Landhausdiele oder Schiffsboden – Parkett schwimmend verlegt

Mancher Heimwerker wagt sich an das Projekt «Parkett selbst verlegen». Die schwimmende Verlegung bietet sich dabei für Heimwerker besonders an, da kein gekonnter Umgang mit Klebstoff notwendig ist.

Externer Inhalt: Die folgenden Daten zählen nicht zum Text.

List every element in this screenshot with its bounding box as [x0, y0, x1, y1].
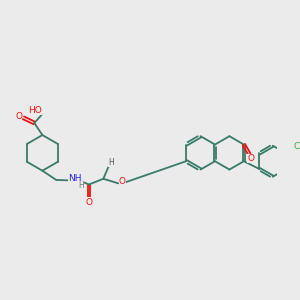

Nicht alle Parkettarten können schwimmend verlegt werden. Industrieparkett, Kurzriemenböden oder Massivparkett verlangen nach einer festen Verbindung mit dem Untergrund. Gerade bei den massiven Parkettböden wirken mit den saisonal bedingten, klimatischen Unterschieden enorme Kräfte im Holz. Das Holz quillt und schwindet aufgrund der unterschiedlichen relativen Raumluftfeuchtigkeit. Ist der Massivholzboden nicht fest mit dem Untergrund verbunden, wird er kaum zu allen Jahreszeiten wie gewünscht eben aufliegen.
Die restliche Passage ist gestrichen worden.